I think the Insurance Institute has been a leader in trying to attract people into our business. We certainly need to make that a wider industry initiative to visit, not only universities during job fairs, but the high school level to educate them on the importance of insurance. I mean we have to understand nothing, nothing moves in Canada without insurance. Nothing sits without insurance. You can’t do anything. So people understand they need it, but they don’t understand the number of jobs that are available in our business.

MARK RANKIN:

Traditionally the industry has struggled to attract and retain talented young people but I sense that trend is reversing. …. I believe in the past our industry became too reliant on the experience found in the “older generation” and did not provide enough real opportunities to the younger generation looking to push their way up the ladder. A concerted effort over the past number of years by many in the industry to recruit talented graduates, through RIMS Canada scholarships, job fairs, university co-op programs, etcetera, together with the vacuum created by the “boomers” starting to retire, has created an unprecedented opportunity for young people to join and thrive in the insurance industry.

Ogilvy & Ogilvy

Ogilvy & Ogilvy first opened its doors in Montreal in 1924. The family-owned brokerage opened a second office in Toronto in the 1980s. In 2011, the Ogilvy & Ogilvy completed its succession plan and transferred the business to the third generation. Bruce Ogilvy works as president from the Montreal office while vice president David Ogilvy is based in Toronto

BARRY LORENZETTI:

The idea of becoming a broker is not very sexy to the general population and the only way to change that is by actively providing information instead of letting old biases prevail.
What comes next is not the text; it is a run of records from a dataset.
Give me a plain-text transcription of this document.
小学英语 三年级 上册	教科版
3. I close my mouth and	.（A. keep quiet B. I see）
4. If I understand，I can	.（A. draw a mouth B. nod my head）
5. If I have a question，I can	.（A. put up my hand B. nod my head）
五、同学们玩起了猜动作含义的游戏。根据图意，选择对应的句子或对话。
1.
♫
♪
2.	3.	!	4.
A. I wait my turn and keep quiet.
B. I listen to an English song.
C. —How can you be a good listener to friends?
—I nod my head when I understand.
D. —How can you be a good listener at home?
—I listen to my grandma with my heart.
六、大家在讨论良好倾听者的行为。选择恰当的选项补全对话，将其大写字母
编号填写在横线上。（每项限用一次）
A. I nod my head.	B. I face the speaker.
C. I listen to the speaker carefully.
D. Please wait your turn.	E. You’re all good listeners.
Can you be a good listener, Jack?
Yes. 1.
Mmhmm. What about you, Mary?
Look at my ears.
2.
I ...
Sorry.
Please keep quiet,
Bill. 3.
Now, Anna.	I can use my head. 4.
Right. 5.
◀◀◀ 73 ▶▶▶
BFL has an advantage on this front as we specialize in commercial and group insurance and these types of client accounts are always handled by a team rather than by a single individual. This makes for a greater variety of situations a young broker will be exposed to and a greater chance to learn about the business world. 

Imagine you are interviewing a coveted candidate for a job at your firm. You know this candidate has offers from other firms. How would you answer the question: “Why should I come work for your firm? What makes your company special?” 

BRUCE OGILVY:

We are still a family firm. We maintain the values that the business was built on over the last 88 years. We acknowledge the need to grow our business and drive profitability, but we are not only about that. We work at creating and maintaining a workplace where people can get to know each other and build their careers together.

NEIL MORRISON:

Without wanting to sound too arrogant, I think we would want to determine with the applicant why she or he is interested in Hub, what the applicant’s motivations are, and mutually determine if indeed Hub is the right choice for that individual. People need to be in the “right seat on the bus,” even when egos initially think otherwise. [In] every good relationship, it is important to remember that being coveted needs to go both ways.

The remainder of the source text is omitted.